Background: Prenatal counseling following a fetal diagnosis of critical congenital heart disease (CCHD) is challenging and requires delivery of detailed and complete information to ensure appropriate decision making and pregnancy support.
Methods: An anonymous 50-item survey was distributed to providers who performed fetal cardiac counseling. The primary purpose was to evaluate on a national scale physician beliefs and attitudes toward available choices after a fetal diagnosis of CCHD and their association with reported counseling practices. Participants were specifically asked to indicate how likely they were to recommend postnatal interventional and/or surgical treatment, postnatal palliative care, or termination of pregnancy. The primary outcome variables were provider responses to statements about pregnancies complicated by CCHD diagnosed in utero.
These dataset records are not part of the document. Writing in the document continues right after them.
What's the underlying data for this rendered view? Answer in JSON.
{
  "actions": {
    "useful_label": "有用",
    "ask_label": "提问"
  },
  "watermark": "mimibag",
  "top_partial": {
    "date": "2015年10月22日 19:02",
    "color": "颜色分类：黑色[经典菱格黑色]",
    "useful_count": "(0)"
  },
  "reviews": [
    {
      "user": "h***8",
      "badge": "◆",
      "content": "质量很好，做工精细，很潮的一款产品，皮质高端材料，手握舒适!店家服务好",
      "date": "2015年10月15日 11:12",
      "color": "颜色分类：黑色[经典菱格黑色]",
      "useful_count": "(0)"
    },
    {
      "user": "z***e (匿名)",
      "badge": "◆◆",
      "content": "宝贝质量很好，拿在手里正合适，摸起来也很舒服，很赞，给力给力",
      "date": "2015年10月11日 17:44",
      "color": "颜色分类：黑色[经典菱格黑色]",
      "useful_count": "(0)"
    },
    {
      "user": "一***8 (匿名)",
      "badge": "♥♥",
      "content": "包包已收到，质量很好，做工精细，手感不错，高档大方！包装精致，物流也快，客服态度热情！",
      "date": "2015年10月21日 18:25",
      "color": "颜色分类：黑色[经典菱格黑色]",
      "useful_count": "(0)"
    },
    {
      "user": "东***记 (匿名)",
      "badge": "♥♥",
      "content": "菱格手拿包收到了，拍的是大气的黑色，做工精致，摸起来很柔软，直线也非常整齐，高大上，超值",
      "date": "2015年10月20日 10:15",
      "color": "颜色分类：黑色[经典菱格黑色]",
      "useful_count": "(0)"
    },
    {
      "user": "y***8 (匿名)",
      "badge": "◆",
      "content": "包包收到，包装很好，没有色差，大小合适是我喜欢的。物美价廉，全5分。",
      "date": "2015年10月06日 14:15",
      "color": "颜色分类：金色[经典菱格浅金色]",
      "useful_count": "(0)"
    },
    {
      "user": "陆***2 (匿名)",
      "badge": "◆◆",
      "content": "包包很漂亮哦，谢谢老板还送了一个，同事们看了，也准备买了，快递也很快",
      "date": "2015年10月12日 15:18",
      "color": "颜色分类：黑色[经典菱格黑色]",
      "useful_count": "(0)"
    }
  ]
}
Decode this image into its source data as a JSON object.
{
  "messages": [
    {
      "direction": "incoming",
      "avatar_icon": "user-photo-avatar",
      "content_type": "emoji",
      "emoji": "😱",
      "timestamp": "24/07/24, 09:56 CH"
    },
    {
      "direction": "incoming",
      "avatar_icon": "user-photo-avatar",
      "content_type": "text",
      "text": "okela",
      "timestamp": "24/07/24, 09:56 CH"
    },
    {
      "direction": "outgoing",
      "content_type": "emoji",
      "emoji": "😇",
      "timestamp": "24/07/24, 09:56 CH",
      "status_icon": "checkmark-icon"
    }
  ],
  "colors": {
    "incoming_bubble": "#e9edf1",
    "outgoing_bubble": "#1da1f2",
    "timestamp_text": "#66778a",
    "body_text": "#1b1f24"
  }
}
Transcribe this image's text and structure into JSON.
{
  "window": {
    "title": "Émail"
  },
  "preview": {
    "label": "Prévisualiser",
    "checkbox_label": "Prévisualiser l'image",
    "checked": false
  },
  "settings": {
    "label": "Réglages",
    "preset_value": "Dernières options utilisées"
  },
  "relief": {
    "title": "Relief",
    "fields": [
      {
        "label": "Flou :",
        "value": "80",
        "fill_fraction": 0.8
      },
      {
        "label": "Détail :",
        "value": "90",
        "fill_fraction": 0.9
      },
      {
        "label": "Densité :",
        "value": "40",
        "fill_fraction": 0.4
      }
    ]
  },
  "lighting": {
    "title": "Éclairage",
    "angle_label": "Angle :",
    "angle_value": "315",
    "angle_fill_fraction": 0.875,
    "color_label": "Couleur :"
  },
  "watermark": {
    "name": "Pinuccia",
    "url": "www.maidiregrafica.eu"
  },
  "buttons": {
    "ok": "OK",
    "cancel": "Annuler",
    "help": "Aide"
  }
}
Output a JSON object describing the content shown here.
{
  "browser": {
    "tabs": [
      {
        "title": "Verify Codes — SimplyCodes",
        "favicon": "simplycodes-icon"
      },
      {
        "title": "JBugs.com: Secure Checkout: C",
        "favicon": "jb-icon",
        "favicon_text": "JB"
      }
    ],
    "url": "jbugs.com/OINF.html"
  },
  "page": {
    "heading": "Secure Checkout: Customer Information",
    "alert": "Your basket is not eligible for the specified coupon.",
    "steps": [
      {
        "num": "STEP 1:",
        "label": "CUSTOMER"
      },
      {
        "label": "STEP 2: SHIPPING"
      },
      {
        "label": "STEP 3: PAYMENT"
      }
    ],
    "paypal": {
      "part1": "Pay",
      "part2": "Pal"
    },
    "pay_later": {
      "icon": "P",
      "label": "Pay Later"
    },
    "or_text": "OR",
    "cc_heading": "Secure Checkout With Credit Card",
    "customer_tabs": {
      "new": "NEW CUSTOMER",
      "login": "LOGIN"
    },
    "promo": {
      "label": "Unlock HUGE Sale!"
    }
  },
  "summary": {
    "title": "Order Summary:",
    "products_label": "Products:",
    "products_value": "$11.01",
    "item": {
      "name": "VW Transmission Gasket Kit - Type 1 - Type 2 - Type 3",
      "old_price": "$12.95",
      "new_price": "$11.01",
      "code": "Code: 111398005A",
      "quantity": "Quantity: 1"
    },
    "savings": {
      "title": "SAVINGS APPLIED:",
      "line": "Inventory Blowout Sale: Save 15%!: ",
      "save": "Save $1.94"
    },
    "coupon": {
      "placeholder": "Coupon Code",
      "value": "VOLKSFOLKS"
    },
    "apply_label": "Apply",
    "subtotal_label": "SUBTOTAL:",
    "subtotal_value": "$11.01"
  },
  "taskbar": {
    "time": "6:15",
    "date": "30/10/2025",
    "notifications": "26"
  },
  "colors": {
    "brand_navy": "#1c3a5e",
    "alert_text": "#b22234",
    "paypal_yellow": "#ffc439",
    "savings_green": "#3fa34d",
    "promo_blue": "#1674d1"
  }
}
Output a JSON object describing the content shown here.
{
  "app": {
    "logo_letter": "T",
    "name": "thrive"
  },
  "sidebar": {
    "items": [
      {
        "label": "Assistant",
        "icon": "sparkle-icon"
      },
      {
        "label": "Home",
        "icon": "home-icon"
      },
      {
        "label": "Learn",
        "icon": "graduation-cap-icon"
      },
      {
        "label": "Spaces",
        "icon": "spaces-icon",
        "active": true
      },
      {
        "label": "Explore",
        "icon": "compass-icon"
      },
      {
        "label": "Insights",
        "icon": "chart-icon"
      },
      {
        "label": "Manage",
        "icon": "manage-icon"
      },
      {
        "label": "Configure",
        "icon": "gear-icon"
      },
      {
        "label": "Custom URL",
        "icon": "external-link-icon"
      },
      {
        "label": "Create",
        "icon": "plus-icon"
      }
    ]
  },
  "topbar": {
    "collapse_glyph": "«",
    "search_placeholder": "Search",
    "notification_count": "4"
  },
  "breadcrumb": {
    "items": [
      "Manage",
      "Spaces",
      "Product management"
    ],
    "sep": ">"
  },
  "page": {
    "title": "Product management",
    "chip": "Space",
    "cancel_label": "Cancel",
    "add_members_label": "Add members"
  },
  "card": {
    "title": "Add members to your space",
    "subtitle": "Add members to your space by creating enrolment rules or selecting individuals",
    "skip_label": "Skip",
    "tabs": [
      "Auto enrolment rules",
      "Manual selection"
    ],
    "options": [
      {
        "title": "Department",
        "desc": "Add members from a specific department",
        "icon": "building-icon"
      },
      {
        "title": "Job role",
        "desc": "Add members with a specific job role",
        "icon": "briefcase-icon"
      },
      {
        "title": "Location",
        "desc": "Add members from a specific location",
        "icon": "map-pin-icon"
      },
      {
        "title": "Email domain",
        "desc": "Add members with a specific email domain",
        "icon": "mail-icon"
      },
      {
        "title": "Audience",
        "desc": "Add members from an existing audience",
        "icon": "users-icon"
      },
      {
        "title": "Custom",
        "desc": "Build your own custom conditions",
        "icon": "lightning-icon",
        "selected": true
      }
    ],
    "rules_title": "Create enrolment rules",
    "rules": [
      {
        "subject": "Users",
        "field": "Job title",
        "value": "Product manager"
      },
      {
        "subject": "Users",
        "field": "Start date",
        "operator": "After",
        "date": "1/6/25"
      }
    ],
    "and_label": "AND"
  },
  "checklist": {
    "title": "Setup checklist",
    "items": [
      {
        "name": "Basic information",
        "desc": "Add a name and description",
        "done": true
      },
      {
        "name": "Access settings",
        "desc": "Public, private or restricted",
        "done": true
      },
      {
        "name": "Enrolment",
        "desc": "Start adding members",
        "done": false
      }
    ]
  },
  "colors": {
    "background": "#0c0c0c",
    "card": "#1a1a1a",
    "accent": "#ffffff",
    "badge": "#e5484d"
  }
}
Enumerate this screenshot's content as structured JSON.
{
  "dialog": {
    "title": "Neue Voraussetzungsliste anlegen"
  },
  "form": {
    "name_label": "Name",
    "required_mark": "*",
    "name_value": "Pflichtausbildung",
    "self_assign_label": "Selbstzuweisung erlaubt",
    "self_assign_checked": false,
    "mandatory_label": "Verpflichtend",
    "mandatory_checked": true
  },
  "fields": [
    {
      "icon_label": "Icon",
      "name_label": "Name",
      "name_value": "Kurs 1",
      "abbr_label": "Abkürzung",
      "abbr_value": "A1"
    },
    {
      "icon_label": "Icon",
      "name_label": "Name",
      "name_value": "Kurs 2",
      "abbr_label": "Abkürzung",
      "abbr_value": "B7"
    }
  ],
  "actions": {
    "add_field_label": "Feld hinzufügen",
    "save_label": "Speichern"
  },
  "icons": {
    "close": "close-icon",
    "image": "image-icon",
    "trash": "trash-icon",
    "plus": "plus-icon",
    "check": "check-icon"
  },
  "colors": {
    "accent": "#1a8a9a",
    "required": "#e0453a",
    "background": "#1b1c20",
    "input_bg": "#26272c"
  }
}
Results: There were 138 respondents, with most somewhat or strongly agreeing that providing counseling on surgical and catheter-based interventions anticipated in the short- and long-term (99%, 136/138), counseling on a "comfort care" alternative with limited intervention (97%, 134/138), and options for pregnancy termination at different stages (91%, 126/138) should be included. Physicians that disagreed with the statement "some life is better than no life at all" were statistically more likely (p < 0.001) to report that prenatal counseling regarding "options for pregnancy termination services at different stages of pregnancy" was important. There was a statistically significant difference in the counseling provided to parents based on the physician's personal and professional views on palliative care and termination of pregnancy.
Conclusion: Physicians' self-reported beliefs impact the counseling content provided to families in the setting of a prenatal diagnosis of CCHD.
Keywords: hypoplastic left heart syndrome; pediatric cardiology; prenatal counseling; provider beliefs.